Observation that the current is assumed to flow clockwise, but the actual current might flow in the opposite direction, which will be determined by the sign of the result.

The first voltage rise is encountered across a 12-volt battery as we move from the negative to the positive end.

The voltage drop across the 4-ohm resistor is calculated as minus 4 times the current (I), following the assumed direction of current flow.

The voltage drop across an unknown voltage source is described as minus 2 times V₀ (the unknown voltage).

A 4-volt rise is observed across another voltage source in the loop.

The voltage drop across the 6-ohm resistor is described as minus 6 times the current (I), completing the voltage summation around the loop.

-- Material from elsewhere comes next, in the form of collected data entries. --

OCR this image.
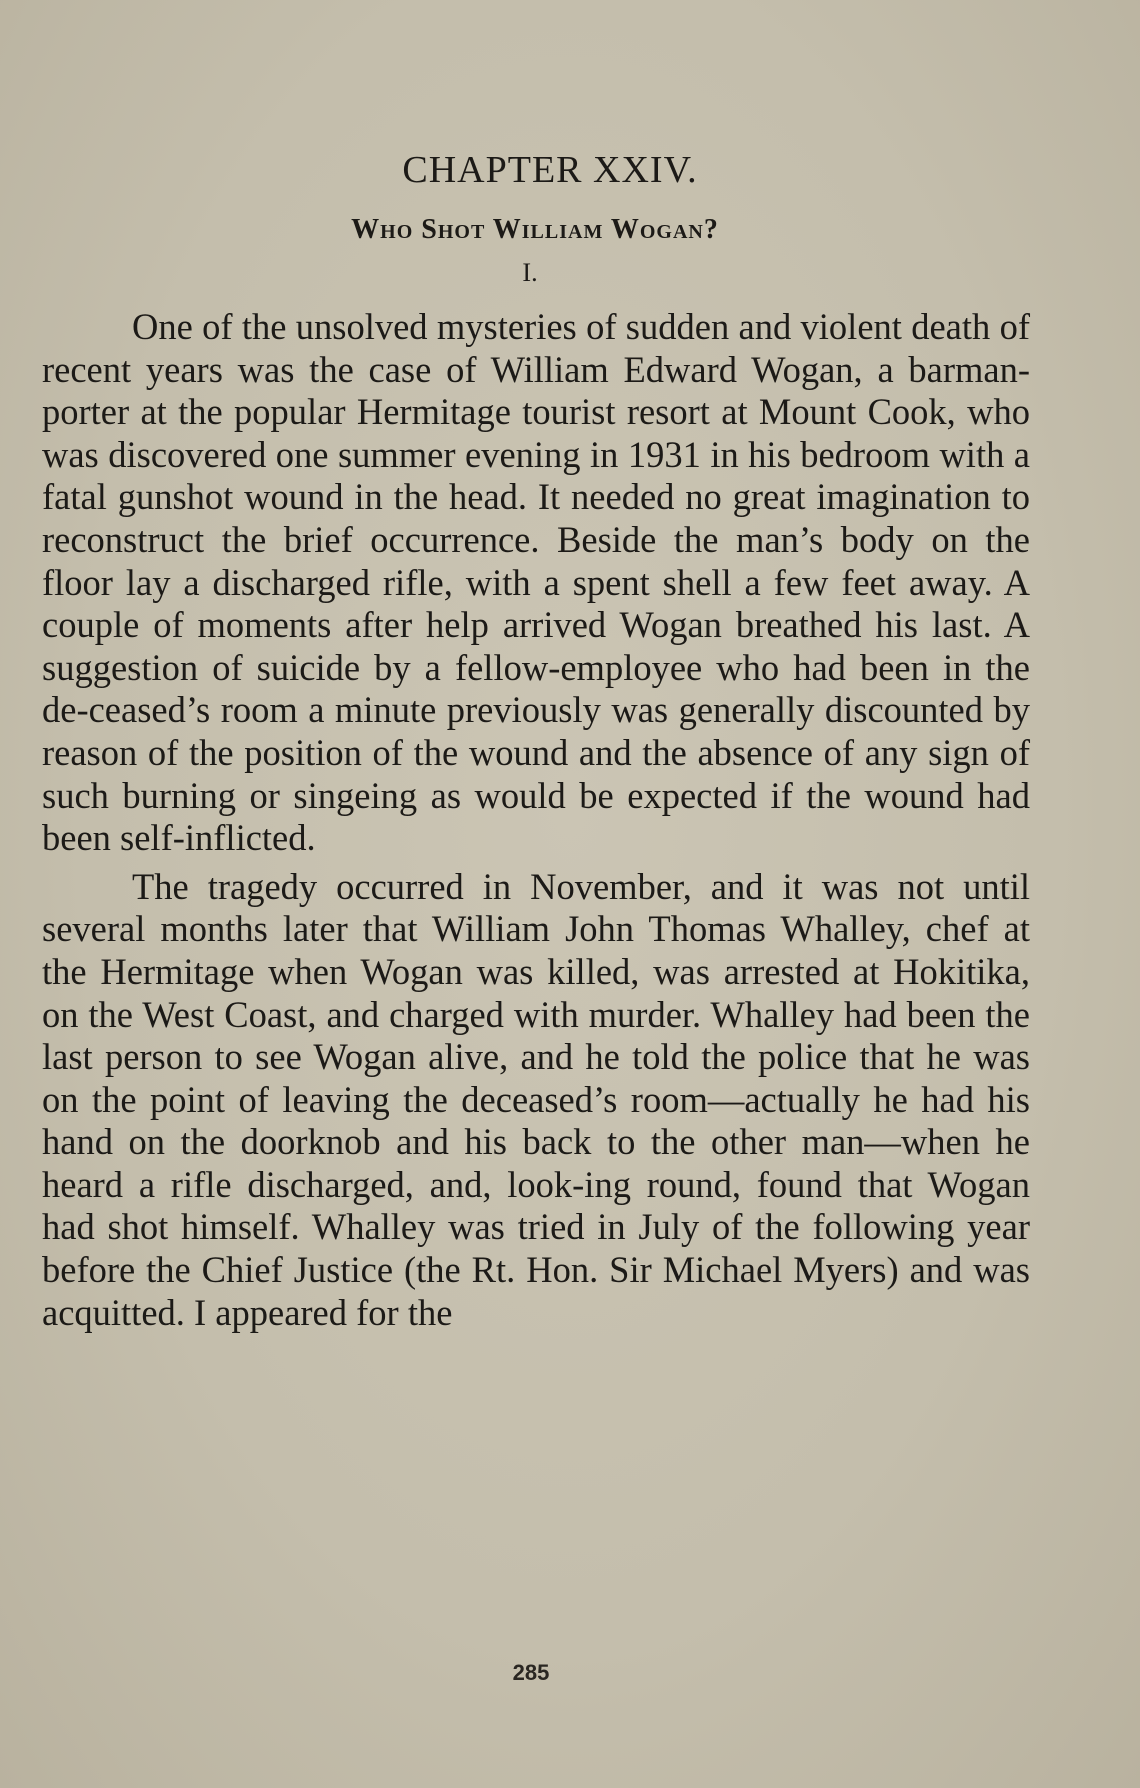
CHAPTER XXIV.
Who Shot William Wogan?
I.

One of the unsolved mysteries of sudden and violent death of recent years was the case of William Edward Wogan, a barman-porter at the popular Hermitage tourist resort at Mount Cook, who was discovered one summer evening in 1931 in his bedroom with a fatal gunshot wound in the head. It needed no great imagination to reconstruct the brief occurrence. Beside the man’s body on the floor lay a discharged rifle, with a spent shell a few feet away. A couple of moments after help arrived Wogan breathed his last. A suggestion of suicide by a fellow-employee who had been in the de-ceased’s room a minute previously was generally discounted by reason of the position of the wound and the absence of any sign of such burning or singeing as would be expected if the wound had been self-inflicted.

The tragedy occurred in November, and it was not until several months later that William John Thomas Whalley, chef at the Hermitage when Wogan was killed, was arrested at Hokitika, on the West Coast, and charged with murder. Whalley had been the last person to see Wogan alive, and he told the police that he was on the point of leaving the deceased’s room—actually he had his hand on the doorknob and his back to the other man—when he heard a rifle discharged, and, look-ing round, found that Wogan had shot himself. Whalley was tried in July of the following year before the Chief Justice (the Rt. Hon. Sir Michael Myers) and was acquitted. I appeared for the

285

Kirchhoff's law equation is formulated, combining all the voltage rises and drops, and is set to equal zero.

Ohm's law (I = V/R) is used to relate the current and voltage across the 6-ohm resistor, where V₀ is determined to be equal to -6I.

Substituting V₀ = -6I into the Kirchhoff's law equation allows for solving the current in the circuit.

The current in the circuit is calculated to be -8 amps, confirming that the actual current flows in the opposite direction to the assumed one.

The voltage across the unknown voltage source (V₀) is found to be 48 volts, with a negative sign indicating a voltage drop.

The negative current value reflects the opposition to the assumed clockwise current direction, indicating that the true current flows counterclockwise.

Final conclusions: the current in the circuit is 8 amps counterclockwise, and the voltage across the unknown source is -48 volts.